Knee Surg Sports Traumatol Arthrosc. 2009 Jun;17(6):622-30. doi: 10.1007/s00167-009-0728-x. Epub 2009 Feb 17.
This study evaluated the MRI signal characteristics and MRI diagnostic accuracy in identifying completely healed menisci repaired with bioabsorbable arrows. A total of 34 patients (38 menisci), with a mean age of 26.0 years, underwent arthroscopic meniscal repair with bioabsorbable arrows and concomitant anterior cruciate ligament (ACL) reconstruction. Of the 34 patients, 27 were male and 7 were female. Of the 38 menisci, 27 were medial and 11 were lateral. Second-look arthroscopy was performed for each patient while taking out the hardware for ACL reconstruction of the tibial side to evaluate the healing status of the repaired menisci. Postoperative MRI was done 2 days before or after second-look arthroscopy. Sagittal T1, T2 and PD images and coronal T2 and PD images were used as the main diagnostic serials. Second-look arthroscopy showed that surfaces of the repaired sites of all 38 menici were almost smooth. In all 38 cases the tail ends of meniscus arrows disappeared and in four patients new overlying injury of compartmental cartilage at the repaired side was detected. MRI results revealed that different serials had different diagnostic accuracy. Sagittal: T1 28.9%, PD 34.2%, T2 60.5%. Coronal: PD 36.8%, T2 65.8%. The double sides Grade 3 signal had a higher proportion in saggital T1 and PD serials, 47.4 and 39.5%, respectively, while lower in sagittal and coronal T2 serials, both 5.3%. MRI diagnostic accuracy was correlated positively with the follow-up time (P < 0.05). MRI has its limitation in evaluating the status of menisci repaired with bioabsorbable arrows, especially for PD and T1 serials. T2 serials have higher diagnostic accuracy than other serials. MRI diagnostic accuracy can be improved by prolonging follow-up time and might be improved by further classifying Grade 3 signal in terms of signal intensity and the shape of the signal margin.

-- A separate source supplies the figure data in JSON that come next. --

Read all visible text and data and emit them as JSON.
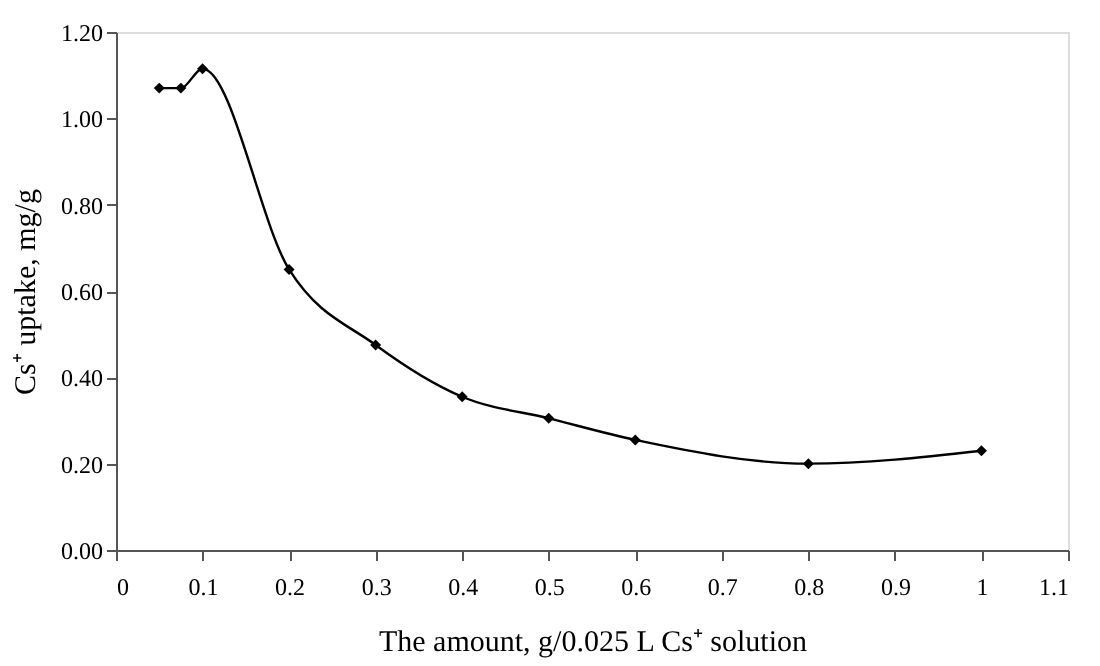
{
  "chart_data": {
    "type": "line",
    "xlabel": "The amount, g/0.025 L Cs⁺ solution",
    "ylabel": "Cs⁺ uptake, mg/g",
    "x": [
      0.05,
      0.075,
      0.1,
      0.2,
      0.3,
      0.4,
      0.5,
      0.6,
      0.8,
      1.0
    ],
    "series": [
      {
        "color": "#000000",
        "values": [
          1.07,
          1.07,
          1.115,
          0.65,
          0.475,
          0.355,
          0.305,
          0.255,
          0.2,
          0.23
        ]
      }
    ],
    "xlim": [
      0,
      1.1
    ],
    "xticks": [
      0,
      0.1,
      0.2,
      0.3,
      0.4,
      0.5,
      0.6,
      0.7,
      0.8,
      0.9,
      1,
      1.1
    ],
    "ylim": [
      0,
      1.2
    ],
    "yticks": [
      {
        "value": 0,
        "label": "0.00"
      },
      {
        "value": 0.2,
        "label": "0.20"
      },
      {
        "value": 0.4,
        "label": "0.40"
      },
      {
        "value": 0.6,
        "label": "0.60"
      },
      {
        "value": 0.8,
        "label": "0.80"
      },
      {
        "value": 1.0,
        "label": "1.00"
      },
      {
        "value": 1.2,
        "label": "1.20"
      }
    ],
    "grid": false,
    "marker": "diamond",
    "line_style": "solid"
  }
}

本研究评估了磁共振成像(MRI)信号特征以及MRI在识别用生物可吸收箭头修复的完全愈合半月板方面的诊断准确性。共有34例患者(38个半月板),平均年龄26.0岁,接受了用生物可吸收箭头进行的关节镜下半月板修复及同期前交叉韧带(ACL)重建。34例患者中,男性27例,女性7例。38个半月板中,内侧半月板27个,外侧半月板11个。在取出胫骨侧ACL重建的内植物时,对每位患者进行了二次关节镜检查,以评估修复半月板的愈合状况。在二次关节镜检查前或后2天进行术后MRI检查。矢状面T1、T2和质子密度(PD)图像以及冠状面T2和PD图像用作主要诊断序列。二次关节镜检查显示,所有38个半月板修复部位的表面几乎光滑。38例中半月板箭头的尾端均消失,4例患者在修复侧检测到新的关节软骨覆盖损伤。MRI结果显示,不同序列具有不同的诊断准确性。矢状面:T1为28.9%,PD为34.2%,T2为60.5%。冠状面:PD为36.8%,T2为65.8%。双侧3级信号在矢状面T1和PD序列中的比例较高,分别为47.4%和39.5%,而在矢状面和冠状面T2序列中较低,均为5.3%。MRI诊断准确性与随访时间呈正相关(P<0.05)。MRI在评估用生物可吸收箭头修复的半月板状况方面存在局限性,尤其是对于PD和T1序列。T2序列比其他序列具有更高的诊断准确性。延长随访时间可提高MRI诊断准确性,进一步根据信号强度和信号边缘形状对3级信号进行分类可能会提高诊断准确性。